In Issue

  • Whether a reserve was properly classified as 'roadside' or a 'pathway' for the purposes of the Road Management Act 2004 (VIC).
  • Whether the Council had properly identified the stormwater pit as a hazard posing a risk to pedestrians using the reserve at night.

The Background

At approximately 8pm on 14 September 2008, the plaintiff was walking along a footpath in suburban Shepparton to purchase dinner when he decided to cut across a reserve which was part of a series of parkland areas under the control of and maintained by the defendant council. The plaintiff jogged across the road prior to entering the reserve in order to avoid an oncoming car and subsequently slowed to a walk.

About 9 metres in from the edge of the reserve was a stormwater pit which protruded 120-130 millimetres above ground level. There was no lighting in the reserve. The plaintiff tripped over the stormwater pit and suffered injuries.

The Decision at Trial

The court rejected the defendant’s statutory defence under section 107 of the Road Management Act 2004 (Vic) that it did not owe the plaintiff a duty in circumstances where the reserve was defined as a ‘roadside’ as opposed to a ‘pathway’. It was held section 107 did nothing to restrict the duty owed by the defendant as the infrastructure manager of the stormwater system.

The court held that it was clearly foreseeable that pedestrians would cross the reserve at night, that the risk of the stormwater pit was not obvious based on an objective standard, the risk of tripping and suffering serious injury was foreseeable and that the stormwater pit represented a hazard to pedestrians at night, both in probability and magnitude of risk.
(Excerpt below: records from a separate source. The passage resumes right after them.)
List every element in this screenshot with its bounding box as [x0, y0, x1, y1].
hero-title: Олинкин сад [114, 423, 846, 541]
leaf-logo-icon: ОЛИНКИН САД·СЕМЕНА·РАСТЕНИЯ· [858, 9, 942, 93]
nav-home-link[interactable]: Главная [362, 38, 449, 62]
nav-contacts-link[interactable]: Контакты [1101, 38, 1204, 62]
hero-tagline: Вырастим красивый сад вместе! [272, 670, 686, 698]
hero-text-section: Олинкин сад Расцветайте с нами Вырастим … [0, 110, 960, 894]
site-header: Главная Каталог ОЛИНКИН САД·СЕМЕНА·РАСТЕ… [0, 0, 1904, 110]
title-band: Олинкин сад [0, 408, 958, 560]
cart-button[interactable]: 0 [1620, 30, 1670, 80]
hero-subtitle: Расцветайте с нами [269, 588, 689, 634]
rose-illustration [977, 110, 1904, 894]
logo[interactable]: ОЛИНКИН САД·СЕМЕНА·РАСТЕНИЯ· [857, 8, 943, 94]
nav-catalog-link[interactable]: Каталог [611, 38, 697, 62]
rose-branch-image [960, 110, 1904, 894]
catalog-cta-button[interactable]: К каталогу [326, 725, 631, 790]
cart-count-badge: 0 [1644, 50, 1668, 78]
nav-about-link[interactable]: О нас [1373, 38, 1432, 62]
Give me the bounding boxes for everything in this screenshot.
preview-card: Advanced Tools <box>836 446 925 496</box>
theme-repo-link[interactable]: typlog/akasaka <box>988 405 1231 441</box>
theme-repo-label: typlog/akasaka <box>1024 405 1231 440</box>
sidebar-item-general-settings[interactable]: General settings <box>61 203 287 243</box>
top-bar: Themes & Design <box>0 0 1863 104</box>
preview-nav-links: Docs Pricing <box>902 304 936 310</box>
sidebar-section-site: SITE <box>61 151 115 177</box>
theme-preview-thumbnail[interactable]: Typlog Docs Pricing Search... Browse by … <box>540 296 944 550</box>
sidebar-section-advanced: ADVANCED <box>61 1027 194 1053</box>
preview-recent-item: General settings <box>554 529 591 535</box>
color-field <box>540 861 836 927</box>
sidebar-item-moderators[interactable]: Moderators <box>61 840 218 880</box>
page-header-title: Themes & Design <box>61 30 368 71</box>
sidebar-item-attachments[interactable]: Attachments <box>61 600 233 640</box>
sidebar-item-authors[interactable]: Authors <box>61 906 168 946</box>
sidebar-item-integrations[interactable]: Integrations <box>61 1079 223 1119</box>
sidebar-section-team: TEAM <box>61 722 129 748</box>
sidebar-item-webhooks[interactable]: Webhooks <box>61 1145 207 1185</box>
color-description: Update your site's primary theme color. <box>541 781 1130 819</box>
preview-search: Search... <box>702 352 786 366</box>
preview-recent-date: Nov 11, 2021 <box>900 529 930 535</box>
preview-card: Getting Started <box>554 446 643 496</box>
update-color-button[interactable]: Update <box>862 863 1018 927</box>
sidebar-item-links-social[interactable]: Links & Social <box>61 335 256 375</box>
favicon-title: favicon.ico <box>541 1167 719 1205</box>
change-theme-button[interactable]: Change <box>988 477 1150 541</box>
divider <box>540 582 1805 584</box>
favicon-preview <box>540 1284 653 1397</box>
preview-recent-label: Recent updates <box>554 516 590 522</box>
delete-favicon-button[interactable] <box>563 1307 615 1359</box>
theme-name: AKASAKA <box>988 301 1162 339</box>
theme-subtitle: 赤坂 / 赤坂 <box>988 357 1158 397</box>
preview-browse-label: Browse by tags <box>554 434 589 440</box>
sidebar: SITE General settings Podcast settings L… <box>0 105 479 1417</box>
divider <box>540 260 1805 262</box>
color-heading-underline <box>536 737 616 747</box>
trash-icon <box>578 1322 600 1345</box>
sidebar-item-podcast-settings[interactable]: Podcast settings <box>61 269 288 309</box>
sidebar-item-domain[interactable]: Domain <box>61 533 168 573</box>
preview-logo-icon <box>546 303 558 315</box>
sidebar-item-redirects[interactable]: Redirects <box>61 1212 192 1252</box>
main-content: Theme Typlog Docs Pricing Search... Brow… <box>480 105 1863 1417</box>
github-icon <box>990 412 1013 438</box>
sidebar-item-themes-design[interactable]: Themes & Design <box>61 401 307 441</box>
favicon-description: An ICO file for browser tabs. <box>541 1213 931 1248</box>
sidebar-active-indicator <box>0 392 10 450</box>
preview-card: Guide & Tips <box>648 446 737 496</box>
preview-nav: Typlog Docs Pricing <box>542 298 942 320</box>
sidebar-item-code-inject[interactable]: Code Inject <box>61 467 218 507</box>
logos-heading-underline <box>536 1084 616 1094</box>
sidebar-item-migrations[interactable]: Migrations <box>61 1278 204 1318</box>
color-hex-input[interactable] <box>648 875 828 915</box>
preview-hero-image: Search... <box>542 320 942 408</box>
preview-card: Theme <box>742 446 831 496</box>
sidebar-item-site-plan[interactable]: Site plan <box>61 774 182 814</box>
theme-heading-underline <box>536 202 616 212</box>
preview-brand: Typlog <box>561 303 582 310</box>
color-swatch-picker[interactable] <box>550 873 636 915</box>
The defendant failed to produce any evidence to suggest taking precautions to avoid the risk would be burdensome. The court determined that precautions such as grading the surrounding land around the stormwater pit or painting the lid to provide contrast with its surroundings making it more visible could have been easily and economically implemented.

The defendant was found to have been aware of the hazard, in control of the hazard and should have foreseen the risk of injury which might ensue. Responsibility was apportioned at 85% to the defendant and 15% to the plaintiff (because he had jogged into the area). Damages of $422,710.00 were awarded to the plaintiff.


Where a local authority knows, or ought to know, of an impediment on land it controls and maintains, it owes a duty to users of the land to render that impediment harmless where a danger is not obvious to an ordinary, reasonable person exercising proper care for their own safety. Courts will look at what precautions could easily have been taken to reduce hazards and it is for the authority to provide evidence as to why those precautions were not taken.